The Constitutional Council of Kazakhstan considered introducing copycat anti-LGBT legislation resembling the “propaganda of nontraditional sexual orientation” law that roused dissent in Russia ahead of the 2014 Sochi Winter Olympics, but it appears to have been abandoned for the moment.

The IOC likes to point to its “Olympic Agenda 2020”, a wide-ranging slate of reform recommendations unanimously passed in December 2014, as evidence that a new era of five-ring bliss is upon us. But during the recently completed European Games held in the repressive state of Azerbaijan, the IOC did not make a peep, despite “Olympic Agenda 2020” tenets vowing to “strengthen ethics” and “ensure compliance”. This conspicuous silence only stiffens the spines of critics who view Olympic Agenda 2020 as more public-relations prattle than driver of authentic change.

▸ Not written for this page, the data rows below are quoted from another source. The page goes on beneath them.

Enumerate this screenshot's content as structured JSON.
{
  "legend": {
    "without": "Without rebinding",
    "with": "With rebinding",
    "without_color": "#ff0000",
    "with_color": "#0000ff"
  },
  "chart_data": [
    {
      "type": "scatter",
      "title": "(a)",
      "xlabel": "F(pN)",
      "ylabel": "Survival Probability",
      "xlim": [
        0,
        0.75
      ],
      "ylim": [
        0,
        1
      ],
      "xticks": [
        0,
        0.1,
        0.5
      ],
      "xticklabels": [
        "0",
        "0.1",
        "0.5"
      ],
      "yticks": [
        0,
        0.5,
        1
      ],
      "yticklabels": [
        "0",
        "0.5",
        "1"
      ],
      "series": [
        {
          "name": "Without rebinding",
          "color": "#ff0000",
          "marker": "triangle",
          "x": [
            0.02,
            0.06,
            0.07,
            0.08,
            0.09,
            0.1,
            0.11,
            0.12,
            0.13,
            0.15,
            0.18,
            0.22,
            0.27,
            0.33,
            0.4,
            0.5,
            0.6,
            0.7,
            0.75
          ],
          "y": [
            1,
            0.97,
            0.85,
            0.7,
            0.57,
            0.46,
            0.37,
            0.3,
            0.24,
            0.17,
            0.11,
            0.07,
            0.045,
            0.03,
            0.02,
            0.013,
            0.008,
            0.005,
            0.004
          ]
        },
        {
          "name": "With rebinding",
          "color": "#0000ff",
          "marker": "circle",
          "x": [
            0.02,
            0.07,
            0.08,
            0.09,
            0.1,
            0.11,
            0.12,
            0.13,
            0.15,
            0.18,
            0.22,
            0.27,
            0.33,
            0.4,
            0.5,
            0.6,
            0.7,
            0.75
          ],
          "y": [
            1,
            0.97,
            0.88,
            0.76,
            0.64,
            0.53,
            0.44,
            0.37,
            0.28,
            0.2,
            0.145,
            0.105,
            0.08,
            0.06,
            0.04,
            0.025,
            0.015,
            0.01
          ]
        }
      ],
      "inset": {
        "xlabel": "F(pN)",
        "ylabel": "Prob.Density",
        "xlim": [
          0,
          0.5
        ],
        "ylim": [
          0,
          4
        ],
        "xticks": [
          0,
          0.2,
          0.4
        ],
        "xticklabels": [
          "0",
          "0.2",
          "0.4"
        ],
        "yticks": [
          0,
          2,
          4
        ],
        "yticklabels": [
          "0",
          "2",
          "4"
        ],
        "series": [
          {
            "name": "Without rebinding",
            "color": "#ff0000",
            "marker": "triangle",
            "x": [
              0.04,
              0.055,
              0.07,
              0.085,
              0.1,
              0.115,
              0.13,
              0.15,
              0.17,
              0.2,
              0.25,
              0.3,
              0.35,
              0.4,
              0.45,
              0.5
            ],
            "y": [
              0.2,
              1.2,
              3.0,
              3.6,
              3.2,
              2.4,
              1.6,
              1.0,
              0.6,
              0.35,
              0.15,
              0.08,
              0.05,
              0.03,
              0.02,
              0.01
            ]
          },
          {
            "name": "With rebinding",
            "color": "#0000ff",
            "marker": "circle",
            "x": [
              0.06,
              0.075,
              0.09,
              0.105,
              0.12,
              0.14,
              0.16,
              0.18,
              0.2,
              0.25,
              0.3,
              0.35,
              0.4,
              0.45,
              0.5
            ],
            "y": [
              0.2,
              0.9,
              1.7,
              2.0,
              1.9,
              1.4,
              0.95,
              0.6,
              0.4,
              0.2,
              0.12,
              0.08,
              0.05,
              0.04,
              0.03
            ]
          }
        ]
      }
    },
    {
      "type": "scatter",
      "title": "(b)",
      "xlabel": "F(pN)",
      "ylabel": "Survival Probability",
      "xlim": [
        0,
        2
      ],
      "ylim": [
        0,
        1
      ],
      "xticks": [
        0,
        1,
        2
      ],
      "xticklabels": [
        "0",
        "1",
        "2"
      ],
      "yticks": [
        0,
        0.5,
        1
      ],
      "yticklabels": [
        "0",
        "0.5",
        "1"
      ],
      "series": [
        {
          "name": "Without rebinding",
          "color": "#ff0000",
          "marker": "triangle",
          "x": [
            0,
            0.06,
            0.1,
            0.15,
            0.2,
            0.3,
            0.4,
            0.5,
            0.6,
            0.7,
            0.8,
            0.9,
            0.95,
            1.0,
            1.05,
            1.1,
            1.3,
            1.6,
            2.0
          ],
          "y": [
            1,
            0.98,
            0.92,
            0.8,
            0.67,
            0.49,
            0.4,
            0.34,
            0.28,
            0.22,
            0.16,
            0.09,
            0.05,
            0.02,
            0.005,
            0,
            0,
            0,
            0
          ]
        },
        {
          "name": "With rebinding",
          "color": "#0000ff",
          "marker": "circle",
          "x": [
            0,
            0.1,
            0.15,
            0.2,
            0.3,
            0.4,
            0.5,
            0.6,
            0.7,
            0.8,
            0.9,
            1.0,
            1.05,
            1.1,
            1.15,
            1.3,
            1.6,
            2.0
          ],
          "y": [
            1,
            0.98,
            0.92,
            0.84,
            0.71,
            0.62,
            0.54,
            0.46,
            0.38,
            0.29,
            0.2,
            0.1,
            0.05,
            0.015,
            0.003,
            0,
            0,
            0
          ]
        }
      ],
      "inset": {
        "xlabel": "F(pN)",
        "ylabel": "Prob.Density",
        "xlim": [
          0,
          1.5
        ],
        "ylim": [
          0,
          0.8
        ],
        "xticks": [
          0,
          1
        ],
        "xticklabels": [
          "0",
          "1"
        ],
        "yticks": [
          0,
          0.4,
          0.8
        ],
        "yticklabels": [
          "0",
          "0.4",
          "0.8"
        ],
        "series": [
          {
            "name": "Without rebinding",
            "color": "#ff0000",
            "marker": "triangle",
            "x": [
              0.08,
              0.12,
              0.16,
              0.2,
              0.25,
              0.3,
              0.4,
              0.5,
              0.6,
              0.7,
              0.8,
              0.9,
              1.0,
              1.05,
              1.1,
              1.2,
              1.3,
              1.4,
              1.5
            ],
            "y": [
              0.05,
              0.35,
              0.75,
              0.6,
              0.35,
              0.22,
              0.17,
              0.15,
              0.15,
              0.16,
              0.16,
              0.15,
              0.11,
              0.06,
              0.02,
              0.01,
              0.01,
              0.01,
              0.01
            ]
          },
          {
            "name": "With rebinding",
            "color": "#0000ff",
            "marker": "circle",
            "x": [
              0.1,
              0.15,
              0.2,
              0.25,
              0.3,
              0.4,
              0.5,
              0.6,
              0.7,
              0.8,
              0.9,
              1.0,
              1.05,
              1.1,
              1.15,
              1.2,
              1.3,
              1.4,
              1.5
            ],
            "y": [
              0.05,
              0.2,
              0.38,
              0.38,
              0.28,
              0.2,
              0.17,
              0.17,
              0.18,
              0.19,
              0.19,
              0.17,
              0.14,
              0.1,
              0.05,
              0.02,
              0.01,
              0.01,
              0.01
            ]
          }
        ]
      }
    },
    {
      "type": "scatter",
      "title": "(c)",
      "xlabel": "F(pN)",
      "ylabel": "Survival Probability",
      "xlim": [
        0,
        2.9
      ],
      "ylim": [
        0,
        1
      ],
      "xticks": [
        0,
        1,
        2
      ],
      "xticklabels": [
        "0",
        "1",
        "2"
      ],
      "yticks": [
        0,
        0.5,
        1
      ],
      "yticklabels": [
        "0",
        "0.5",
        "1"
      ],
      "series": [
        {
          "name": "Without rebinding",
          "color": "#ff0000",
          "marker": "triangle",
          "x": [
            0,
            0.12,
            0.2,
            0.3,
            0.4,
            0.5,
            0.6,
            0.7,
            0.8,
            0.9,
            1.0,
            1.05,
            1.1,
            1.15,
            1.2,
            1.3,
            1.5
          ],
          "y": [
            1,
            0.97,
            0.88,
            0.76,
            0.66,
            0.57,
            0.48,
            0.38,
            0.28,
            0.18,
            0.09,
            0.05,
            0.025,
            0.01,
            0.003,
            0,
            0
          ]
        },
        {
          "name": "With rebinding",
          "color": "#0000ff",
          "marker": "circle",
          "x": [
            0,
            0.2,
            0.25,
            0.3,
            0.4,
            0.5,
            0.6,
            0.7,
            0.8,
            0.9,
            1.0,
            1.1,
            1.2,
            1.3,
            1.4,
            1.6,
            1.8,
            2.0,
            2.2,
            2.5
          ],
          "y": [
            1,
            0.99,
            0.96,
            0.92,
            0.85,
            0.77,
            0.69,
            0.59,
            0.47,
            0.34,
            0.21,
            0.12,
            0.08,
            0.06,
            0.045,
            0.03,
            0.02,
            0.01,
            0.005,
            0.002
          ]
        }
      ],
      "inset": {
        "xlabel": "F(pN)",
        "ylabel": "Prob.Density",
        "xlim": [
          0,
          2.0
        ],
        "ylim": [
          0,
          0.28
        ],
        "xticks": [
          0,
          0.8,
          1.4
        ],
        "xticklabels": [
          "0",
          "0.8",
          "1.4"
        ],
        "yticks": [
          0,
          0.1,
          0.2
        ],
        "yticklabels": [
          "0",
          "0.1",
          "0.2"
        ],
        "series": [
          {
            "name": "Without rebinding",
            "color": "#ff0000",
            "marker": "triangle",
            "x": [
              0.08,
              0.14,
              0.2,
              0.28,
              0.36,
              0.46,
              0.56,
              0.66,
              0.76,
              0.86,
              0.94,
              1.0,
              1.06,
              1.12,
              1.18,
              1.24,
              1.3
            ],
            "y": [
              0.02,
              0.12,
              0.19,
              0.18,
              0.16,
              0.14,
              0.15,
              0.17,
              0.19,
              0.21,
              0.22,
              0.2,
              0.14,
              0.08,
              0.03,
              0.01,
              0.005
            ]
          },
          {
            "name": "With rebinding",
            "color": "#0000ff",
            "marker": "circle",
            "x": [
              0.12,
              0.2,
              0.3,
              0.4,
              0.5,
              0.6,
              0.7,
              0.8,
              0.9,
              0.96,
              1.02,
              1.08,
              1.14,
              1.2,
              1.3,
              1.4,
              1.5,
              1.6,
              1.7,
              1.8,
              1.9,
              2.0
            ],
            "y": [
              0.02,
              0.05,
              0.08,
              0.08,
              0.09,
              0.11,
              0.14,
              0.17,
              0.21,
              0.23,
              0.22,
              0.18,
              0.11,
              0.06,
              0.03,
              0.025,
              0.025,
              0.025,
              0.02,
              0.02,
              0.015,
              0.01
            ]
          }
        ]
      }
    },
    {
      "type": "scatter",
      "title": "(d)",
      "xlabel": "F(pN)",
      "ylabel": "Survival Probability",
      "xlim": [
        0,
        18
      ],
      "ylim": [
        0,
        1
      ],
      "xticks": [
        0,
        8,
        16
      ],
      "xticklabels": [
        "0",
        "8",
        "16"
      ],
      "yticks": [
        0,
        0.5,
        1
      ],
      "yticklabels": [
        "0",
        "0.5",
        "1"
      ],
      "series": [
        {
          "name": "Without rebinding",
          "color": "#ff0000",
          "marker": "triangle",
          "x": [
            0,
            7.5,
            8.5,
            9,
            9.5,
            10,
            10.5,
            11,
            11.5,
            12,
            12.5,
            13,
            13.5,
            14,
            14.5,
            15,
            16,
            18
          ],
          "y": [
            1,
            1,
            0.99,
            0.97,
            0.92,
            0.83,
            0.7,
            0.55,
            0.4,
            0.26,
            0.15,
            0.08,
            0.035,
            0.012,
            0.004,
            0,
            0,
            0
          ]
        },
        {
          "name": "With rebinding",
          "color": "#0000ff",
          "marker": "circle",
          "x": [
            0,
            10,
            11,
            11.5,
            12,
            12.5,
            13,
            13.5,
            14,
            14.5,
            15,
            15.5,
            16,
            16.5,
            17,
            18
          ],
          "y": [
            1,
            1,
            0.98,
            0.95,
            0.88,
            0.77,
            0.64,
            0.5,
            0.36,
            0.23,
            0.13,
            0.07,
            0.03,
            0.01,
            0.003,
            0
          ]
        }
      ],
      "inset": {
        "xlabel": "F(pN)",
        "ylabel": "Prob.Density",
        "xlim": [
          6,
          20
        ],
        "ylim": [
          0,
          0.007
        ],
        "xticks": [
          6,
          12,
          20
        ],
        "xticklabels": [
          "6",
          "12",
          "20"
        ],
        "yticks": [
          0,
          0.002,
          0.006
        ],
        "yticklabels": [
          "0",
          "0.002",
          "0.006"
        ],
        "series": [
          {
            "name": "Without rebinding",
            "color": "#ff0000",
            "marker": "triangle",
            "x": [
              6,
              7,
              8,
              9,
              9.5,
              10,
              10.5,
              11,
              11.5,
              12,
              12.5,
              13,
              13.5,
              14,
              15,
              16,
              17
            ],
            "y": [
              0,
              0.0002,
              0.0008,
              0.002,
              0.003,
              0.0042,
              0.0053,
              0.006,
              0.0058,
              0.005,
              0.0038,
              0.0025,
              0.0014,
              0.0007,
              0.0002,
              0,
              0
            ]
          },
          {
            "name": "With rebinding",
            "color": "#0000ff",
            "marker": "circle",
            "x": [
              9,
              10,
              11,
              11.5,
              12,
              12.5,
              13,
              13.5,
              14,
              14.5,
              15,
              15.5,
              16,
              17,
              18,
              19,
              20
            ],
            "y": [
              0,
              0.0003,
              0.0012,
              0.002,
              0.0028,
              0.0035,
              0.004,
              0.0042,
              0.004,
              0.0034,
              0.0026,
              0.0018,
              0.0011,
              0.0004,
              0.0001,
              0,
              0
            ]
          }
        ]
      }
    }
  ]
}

After all, one of the very first recommendations the IOC has pursued with any urgency is the creation of an Olympic TV Channel to broadcast its brand. This is hardly something for which the movement’s critics have clamoured.

If the IOC is serious about allying its high-minded Olympic Charter and on-the-ground practices, then it should call off the 2022 bidding contest. Admittedly, persuading it to cancel the winter Olympics is a long shot. But we are at an historic moment for the Olympics, and dire times call for courageous measures. The IOC could make an enormous statement that Olympic Agenda 2020 reforms are for real, not just PR gloss. It’s time for a time-out.